Don't know if this is much of an answer but some of the squawk against the BH is that it eliminates many dogs that just wont allow themselves to be handled by anyone but the owner. Not a bad thing! 
In this light, I can't really say what the individual judge will think if the dog has to be held by the muzzle.
As for a social butterfly, I think it's all about the judge and how he tolerates/allows it. 
This is part of what I'm working on now with my younger GSD. He's an in your face ****ing Golden Retriever when first meeting people. He gets marked and rewarded for paying attention to me in front of the "judge".


----------



## Jeff Oehlsen (Apr 7, 2006)

Quote: my current dog will be all about shoving his face into the judge b/c he's such a social butterfly. for him, it'd actually be a plus if he was tat'd on his belly/inside thigh, cause when he meets someone he falls over for a belly rub. 

To me, ESPECIALLY when the belly rub is evident, this is a confident dog. There is a definate body language difference between submission, and rub my belly cause it feel so nice.


----------



## Alyssa Myracle (Aug 4, 2008)

I'm lucky, I guess. My bitch is slutty. She'll roll over and spread her legs for anyone willing to rub her belly... and stretch, and moan... nasty slutty dog.


----------



## ann schnerre (Aug 24, 2006)

Jeff Oehlsen said:


> Quote: my current dog will be all about shoving his face into the judge b/c he's such a social butterfly. for him, it'd actually be a plus if he was tat'd on his belly/inside thigh, cause when he meets someone he falls over for a belly rub.
> 
> To me, ESPECIALLY when the belly rub is evident, this is a confident dog. There is a definate body language difference between submission, and rub my belly cause it feel so nice.


now you made me think again jeff. about his BL when he falls over--no tail tuck, scared BL, he just...falls over (it's really kinda funny ). he's not a scaredy-cat dog at any rate; if anything i'm a bit concerned that he's too defensive--at 5 mo he started reacting to not-normal sounds outside. while Brix was a LOT quieter, but no less confident. just a difference between dogs i guess.

back OT, i'm just thinking of holding his muzzle in order to control his head, so the judge can inspect the tattoo. not so much to prevent him fr biting.


----------



## susan tuck (Mar 28, 2006)

Hopefully the BH will be out in 2010 and basically incorporated back into the schH1.


----------



## Julie Ann Alvarez (Aug 4, 2007)

ann freier said:


> back OT, i'm just thinking of holding his muzzle in order to control his head, so the judge can inspect the tattoo. not so much to prevent him fr biting.

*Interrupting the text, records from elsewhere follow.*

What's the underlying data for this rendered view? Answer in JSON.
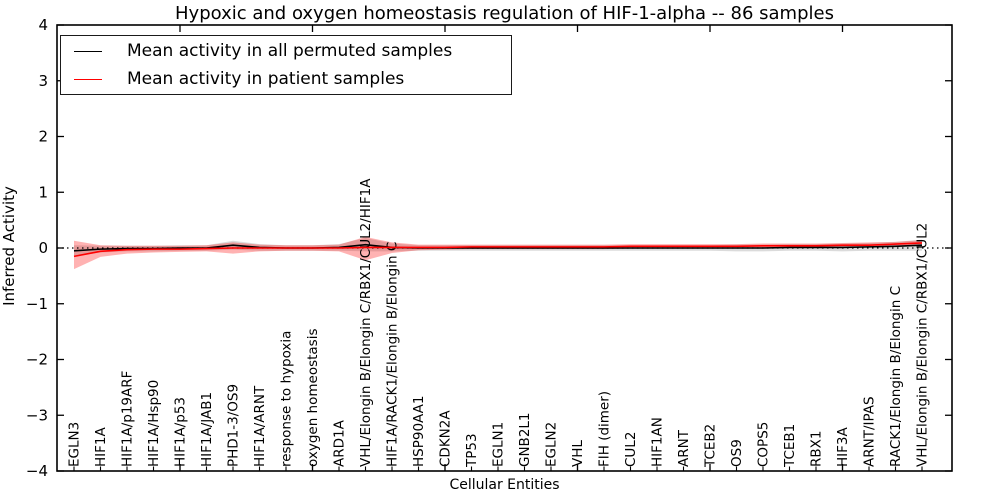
{
  "chart_data": {
    "type": "line",
    "title": "Hypoxic and oxygen homeostasis regulation of HIF-1-alpha -- 86 samples",
    "xlabel": "Cellular Entities",
    "ylabel": "Inferred Activity",
    "ylim": [
      -4,
      4
    ],
    "yticks": [
      4,
      3,
      2,
      1,
      0,
      -1,
      -2,
      -3,
      -4
    ],
    "ytick_labels": [
      "4",
      "3",
      "2",
      "1",
      "0",
      "−1",
      "−2",
      "−3",
      "−4"
    ],
    "grid": false,
    "legend_position": "upper left",
    "zero_line": {
      "value": 0,
      "style": "dotted",
      "color": "#000000"
    },
    "categories": [
      "EGLN3",
      "HIF1A",
      "HIF1A/p19ARF",
      "HIF1A/Hsp90",
      "HIF1A/p53",
      "HIF1A/JAB1",
      "PHD1-3/OS9",
      "HIF1A/ARNT",
      "response to hypoxia",
      "oxygen homeostasis",
      "ARD1A",
      "VHL/Elongin B/Elongin C/RBX1/CUL2/HIF1A",
      "HIF1A/RACK1/Elongin B/Elongin C",
      "HSP90AA1",
      "CDKN2A",
      "TP53",
      "EGLN1",
      "GNB2L1",
      "EGLN2",
      "VHL",
      "FIH (dimer)",
      "CUL2",
      "HIF1AN",
      "ARNT",
      "TCEB2",
      "OS9",
      "COPS5",
      "TCEB1",
      "RBX1",
      "HIF3A",
      "ARNT/IPAS",
      "RACK1/Elongin B/Elongin C",
      "VHL/Elongin B/Elongin C/RBX1/CUL2"
    ],
    "series": [
      {
        "name": "Mean activity in all permuted samples",
        "color": "#000000",
        "values": [
          -0.05,
          -0.02,
          -0.01,
          -0.01,
          0,
          0,
          0.05,
          0.01,
          0,
          0,
          0.01,
          0.06,
          0.01,
          0,
          0,
          0,
          0,
          0,
          0,
          0,
          0,
          0,
          0,
          0,
          0,
          0,
          0,
          0.01,
          0.01,
          0.01,
          0.02,
          0.03,
          0.05
        ]
      },
      {
        "name": "Mean activity in patient samples",
        "color": "#ff0000",
        "values": [
          -0.15,
          -0.06,
          -0.03,
          -0.02,
          -0.02,
          -0.01,
          0,
          0,
          0,
          0,
          0,
          0.01,
          0.01,
          0.01,
          0.01,
          0.02,
          0.02,
          0.02,
          0.02,
          0.02,
          0.02,
          0.03,
          0.03,
          0.03,
          0.03,
          0.03,
          0.04,
          0.04,
          0.04,
          0.05,
          0.05,
          0.07,
          0.09
        ]
      }
    ],
    "bands": [
      {
        "name": "permuted-samples-std-band",
        "color": "#000000",
        "opacity": 0.14,
        "lower": [
          -0.15,
          -0.08,
          -0.06,
          -0.06,
          -0.05,
          -0.05,
          -0.03,
          -0.05,
          -0.05,
          -0.05,
          -0.05,
          -0.06,
          -0.06,
          -0.05,
          -0.05,
          -0.05,
          -0.05,
          -0.05,
          -0.05,
          -0.05,
          -0.05,
          -0.05,
          -0.05,
          -0.05,
          -0.05,
          -0.06,
          -0.06,
          -0.05,
          -0.05,
          -0.06,
          -0.05,
          -0.05,
          -0.05
        ],
        "upper": [
          0.05,
          0.04,
          0.04,
          0.04,
          0.05,
          0.05,
          0.13,
          0.07,
          0.05,
          0.05,
          0.07,
          0.18,
          0.08,
          0.05,
          0.05,
          0.05,
          0.05,
          0.05,
          0.05,
          0.05,
          0.05,
          0.05,
          0.05,
          0.05,
          0.05,
          0.06,
          0.06,
          0.07,
          0.07,
          0.08,
          0.09,
          0.11,
          0.15
        ]
      },
      {
        "name": "patient-samples-std-band",
        "color": "#ff0000",
        "opacity": 0.3,
        "lower": [
          -0.38,
          -0.16,
          -0.1,
          -0.08,
          -0.07,
          -0.06,
          -0.1,
          -0.06,
          -0.05,
          -0.05,
          -0.06,
          -0.22,
          -0.09,
          -0.04,
          -0.03,
          -0.02,
          -0.02,
          -0.02,
          -0.02,
          -0.02,
          -0.02,
          -0.01,
          -0.01,
          -0.01,
          -0.01,
          -0.01,
          0,
          0,
          0,
          0.01,
          0.01,
          0.02,
          0.04
        ],
        "upper": [
          0.13,
          0.05,
          0.04,
          0.04,
          0.04,
          0.05,
          0.1,
          0.06,
          0.05,
          0.05,
          0.06,
          0.2,
          0.1,
          0.06,
          0.06,
          0.06,
          0.06,
          0.06,
          0.06,
          0.06,
          0.06,
          0.07,
          0.07,
          0.07,
          0.07,
          0.07,
          0.08,
          0.08,
          0.08,
          0.09,
          0.1,
          0.11,
          0.14
        ]
      }
    ]
  },
  "legend": {
    "entries": [
      {
        "label": "Mean activity in all permuted samples",
        "color": "#000000"
      },
      {
        "label": "Mean activity in patient samples",
        "color": "#ff0000"
      }
    ]
  }
}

Ann I have done that before, I grab the muzzle and press it against my leg with one hand and open the ear with the other. My dog doesn't like people messing with his ears or teeth. The judge can not touch him.


----------



## susan tuck (Mar 28, 2006)

Julie Ann Alvarez said:


> Ann I have done that before, I grab the muzzle and press it against my leg with one hand and open the ear with the other. My dog doesn't like people messing with his ears or teeth. The judge can not touch him.


That's how I have always shown the ear tattoo but not necessarily because the dogs wouldl bite, but to steady the head and as a courtesy to the judge.


----------



## Edward Egan (Mar 4, 2009)

Per the rules, the judge is not to touch the dog.

FYI: I've seen a club trial were they were having a problem trying to read the chip. Then many do gooders came over to "help" and freaked the dog out, judge dismissed the dog because of temperment. Be careful of this.


----------



## ann schnerre (Aug 24, 2006)

ah-ha--you guys figured out what i was asking!! thanks for the replies; "per the rules, the judge is not to touch the dog". so we'll be fine. thanks again.


----------